Lo reconozco: mi tele nueva, la de 65 pulgadas que ocupa medio testero de una de las paredes del salón, sí, ésa que me costó un güevo, me está sacando bastantes castañas del fuego. Ya sabéis: las películas de Netflix por las noches y las sesiones de gimnasia del Youtube. Pero es que además he descubierto un canal de música. Música de todos los tiempos. Y naturalmente, enseguida me he ido flechado a por mis favoritos, a saber, Perales, Simon y Garfunkel y los Beatles. Y entre horas inundo a todo gas mi casa entera con esos sonidos que me ponen los vellos de punta de emoción y me trasladan a mis años mozos.
Las personas somos seres emocionales. Incluso, más que racionales. La mayor parte de nuestras acciones del día a día son guiadas por la emoción más que por la razón. Sobre todo, las decisiones rápidas que han de bypasear necesariamente el análisis lógico, más reposado. Nuestro cerebro está preparado para asociar ciertos estímulos con determinadas respuestas de una manera cuasi refleja. La reacción de miedo ante una amenaza presente, por ejemplo. O su versión más evolucionada, la ansiedad, una emoción orientada a amenaza de futuro. Emociones ambas hoy muy a propósito inducidas por tanta información sobre la pandemia: minuto y resultado radiado y televisado, y por el martilleo constante en las redes. La sobreinformación no acrecienta el riesgo real, pero sí la sensación de amenaza. (Facundo Manes, neurocientífico, Universidad de Cambridge). No podemos ni debemos obviar el asunto, sería un grave error intentar minimizar la trascendencia de esta crisis haciéndonos los sobrados. Pero tampoco pasarnos de rosca y contribuir a alimentar la pandemia del miedo. Información justa y voluntad colectiva de ayuda nos sacarán de este embrollo. Por ello, considero muy conveniente en las circunstancias actuales cultivar otras emociones que edulcoren y suavicen el entorno sentimental de las criaturas, empezando por mí mismo. Y creo que la música, escuchar música, predispone nuestro ánimo en una dirección positiva.

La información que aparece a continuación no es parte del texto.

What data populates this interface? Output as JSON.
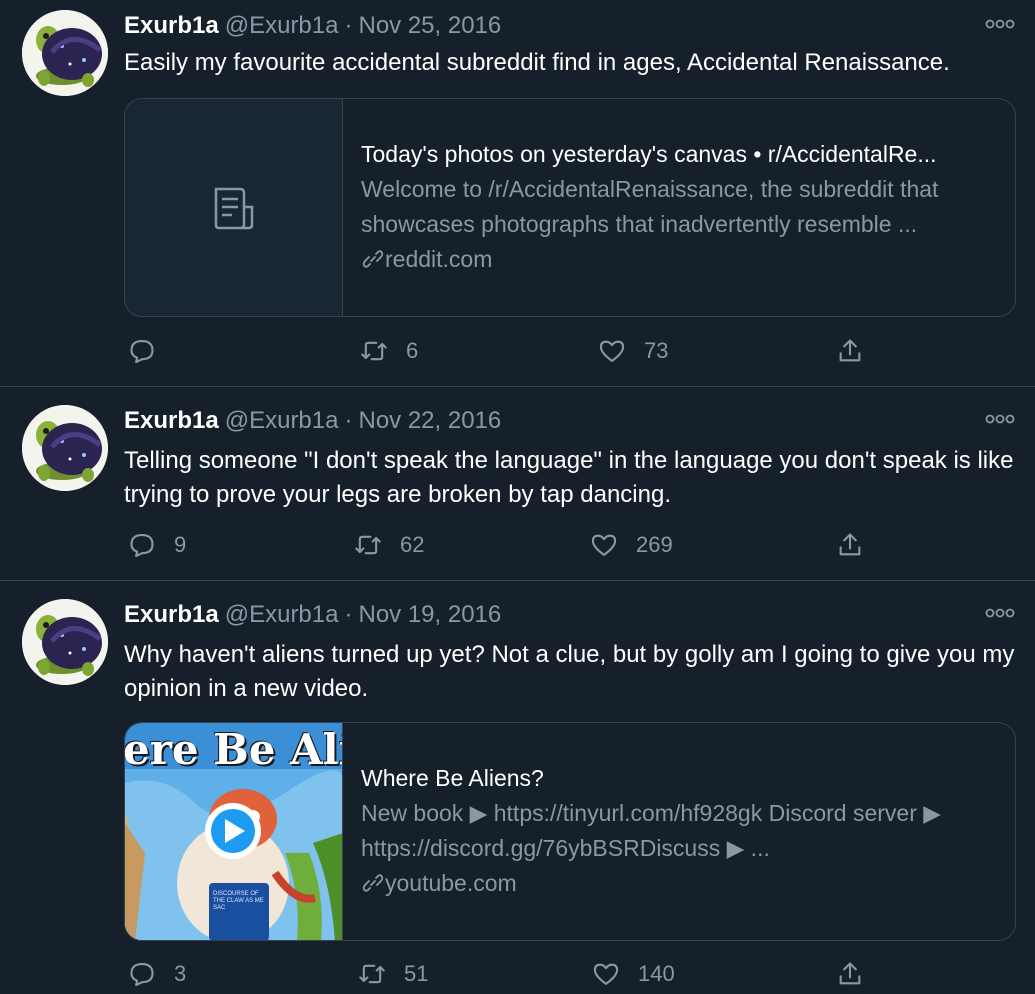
{
  "colors": {
    "background": "#15202b",
    "border": "#38444d",
    "secondary_text": "#8899a6",
    "primary_text": "#ffffff",
    "play_blue": "#1d9bf0"
  },
  "tweets": [
    {
      "name": "Exurb1a",
      "handle": "@Exurb1a",
      "separator": "·",
      "date": "Nov 25, 2016",
      "text": "Easily my favourite accidental subreddit find in ages, Accidental Renaissance.",
      "card": {
        "thumbnail_icon": "document-icon",
        "title": "Today's photos on yesterday's canvas • r/AccidentalRe...",
        "description": "Welcome to /r/AccidentalRenaissance, the subreddit that showcases photographs that inadvertently resemble ...",
        "domain": "reddit.com"
      },
      "replies": "",
      "retweets": "6",
      "likes": "73"
    },
    {
      "name": "Exurb1a",
      "handle": "@Exurb1a",
      "separator": "·",
      "date": "Nov 22, 2016",
      "text": "Telling someone \"I don't speak the language\" in the language you don't speak is like trying to prove your legs are broken by tap dancing.",
      "replies": "9",
      "retweets": "62",
      "likes": "269"
    },
    {
      "name": "Exurb1a",
      "handle": "@Exurb1a",
      "separator": "·",
      "date": "Nov 19, 2016",
      "text": "Why haven't aliens turned up yet? Not a clue, but by golly am I going to give you my opinion in a new video.",
      "card": {
        "thumbnail_caption": "ere Be Alie",
        "book_text": "DISCOURSE OF THE CLAW AS ME SAC",
        "title": "Where Be Aliens?",
        "description": "New book ▶ https://tinyurl.com/hf928gk Discord server ▶ https://discord.gg/76ybBSRDiscuss ▶ ...",
        "domain": "youtube.com"
      },
      "replies": "3",
      "retweets": "51",
      "likes": "140"
    }
  ]
}
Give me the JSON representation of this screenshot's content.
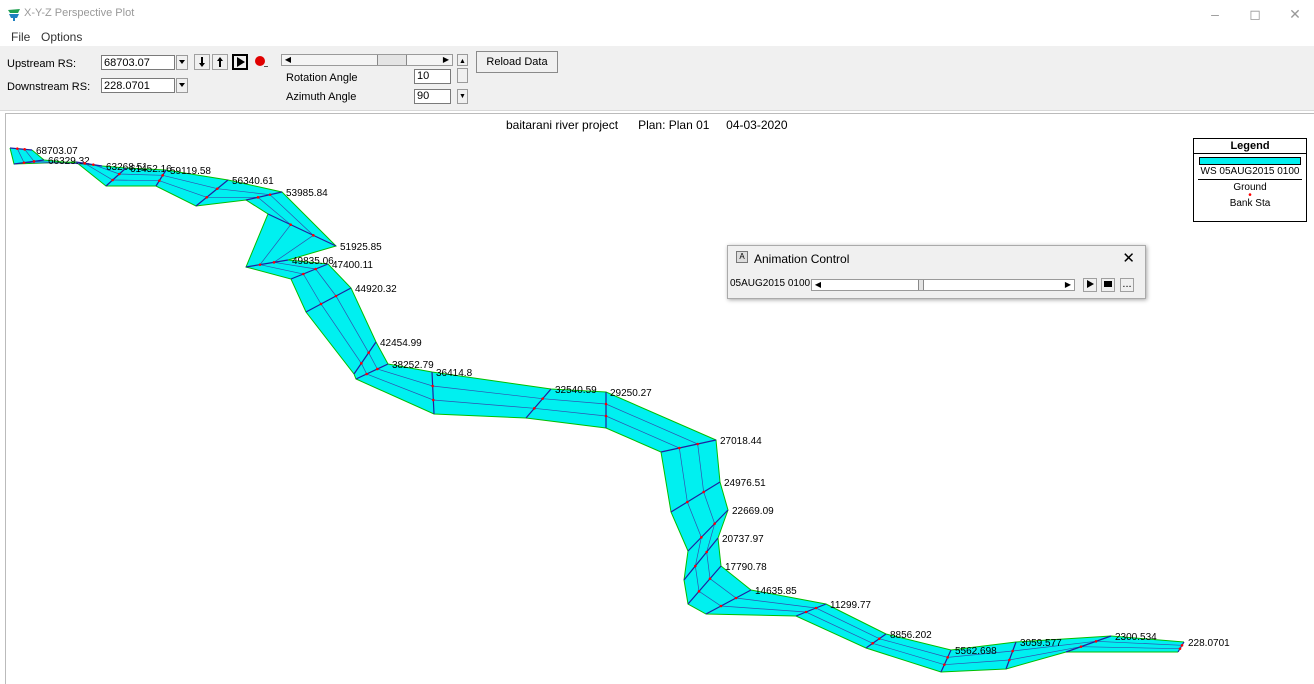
{
  "window": {
    "title": "X-Y-Z Perspective Plot",
    "minimize": "–",
    "restore": "◻",
    "close": "✕"
  },
  "menu": {
    "file": "File",
    "options": "Options"
  },
  "toolbar": {
    "upstream_label": "Upstream RS:",
    "upstream_value": "68703.07",
    "downstream_label": "Downstream RS:",
    "downstream_value": "228.0701",
    "rotation_label": "Rotation Angle",
    "rotation_value": "10",
    "azimuth_label": "Azimuth Angle",
    "azimuth_value": "90",
    "reload_label": "Reload Data",
    "rotation_slider_fraction": 0.4
  },
  "plot": {
    "title": "baitarani river project",
    "plan": "Plan: Plan 01",
    "date": "04-03-2020",
    "station_labels": [
      "68703.07",
      "66329.32",
      "63268.51",
      "61452.16",
      "59119.58",
      "56340.61",
      "53985.84",
      "51925.85",
      "49835.06",
      "47400.11",
      "44920.32",
      "42454.99",
      "38252.79",
      "36414.8",
      "32540.59",
      "29250.27",
      "27018.44",
      "24976.51",
      "22669.09",
      "20737.97",
      "17790.78",
      "14635.85",
      "11299.77",
      "8856.202",
      "5562.698",
      "3059.577",
      "2300.534",
      "228.0701"
    ],
    "colors": {
      "water": "#00f0f0",
      "ground": "#00c000",
      "bank": "#ff0000",
      "section": "#2020a0"
    }
  },
  "legend": {
    "title": "Legend",
    "ws": "WS 05AUG2015 0100",
    "ground": "Ground",
    "bank": "Bank Sta"
  },
  "animation": {
    "title": "Animation Control",
    "close": "✕",
    "time": "05AUG2015 0100",
    "more": "...",
    "position_fraction": 0.4
  }
}
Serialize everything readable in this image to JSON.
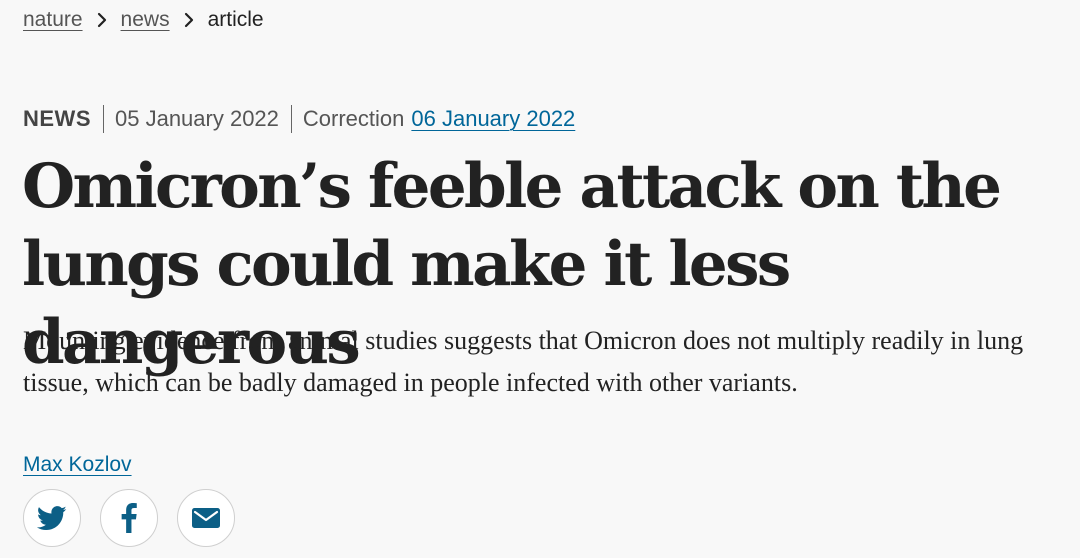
{
  "breadcrumb": {
    "items": [
      {
        "label": "nature"
      },
      {
        "label": "news"
      }
    ],
    "current": "article"
  },
  "meta": {
    "type": "NEWS",
    "published_date": "05 January 2022",
    "correction_label": "Correction",
    "correction_date": "06 January 2022"
  },
  "headline": {
    "line1": "Omicron’s feeble attack on the",
    "line2": "lungs could make it less dangerous"
  },
  "standfirst": "Mounting evidence from animal studies suggests that Omicron does not multiply readily in lung tissue, which can be badly damaged in people infected with other variants.",
  "author": "Max Kozlov",
  "share": {
    "buttons": [
      {
        "icon": "twitter-icon"
      },
      {
        "icon": "facebook-icon"
      },
      {
        "icon": "email-icon"
      }
    ]
  },
  "colors": {
    "link": "#006699",
    "icon": "#0c5f86",
    "text": "#222222",
    "background": "#f8f8f8"
  }
}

Los Beatles. Para mí, cualquier melodía de este grupo me contagia de nostalgia buena. Y no es porque yo entienda mucho de música ni mucho menos de ritmo, que me tropezaba incluso con la yenka, sino porque, de manera necesaria, me transporta al dormitorio de "Los Pajaritos" en el Palacio de san Telmo. Es como una especie de acto reflejo, estímulo-respuesta. En los años setenta del pasado siglo san Telmo era a la vez una residencia universitaria masculina y un centro de estudios teológicos, un seminario mayor moderno, muy moderno. Los seminaristas hacíamos vida común con los demás estudiantes universitarios (patios, jardines, comedor, equipos de fútbol, biblioteca...), excepto en los dormitorios, que estaban separados. En el año del Señor de 1973 dormíamos en Los Pajaritos siete amigos, últimos supervivientes de los ciento y pico muchachos que en el ya lejano 1964 ingresamos en el seminario de Hornachuelos. Después de casi diez años juntos pasando por distintos internados, éramos hermanos, pero no sólo en Cristo, que también, sino hermanos de verdad. A nuestros veinte años, quien más quien menos, ya estaba buscando una alternativa para abandonar el seminario. Muchos de ellos optaron por la enseñanza, y yo tiré para medicina. Solamente Pedro, nuestro querido Pedro, cantó misa. Y era allí, en la habitación de Pedro, el más moderno y chulillo de todos, donde nos reuníamos a tomar el cafelito de la sobremesa. Yo, no. Nunca he sido cafetero. Me tumbaba en su cama y medio adormilado escuchaba el Long Play Abbie Road de los Beatles. Y en mis ensoñaciones siesteras entrelazaba el sonido de Here comes the sun con mis pensamientos apasionados hacia una muchachita de mi pueblo que me hacía muchísimo tilín. No, todavía no era la Peque. Por entonces era la Antoñita Villalba.
Enga ya de sentimentalismos, y ¡vámonos pal balcón!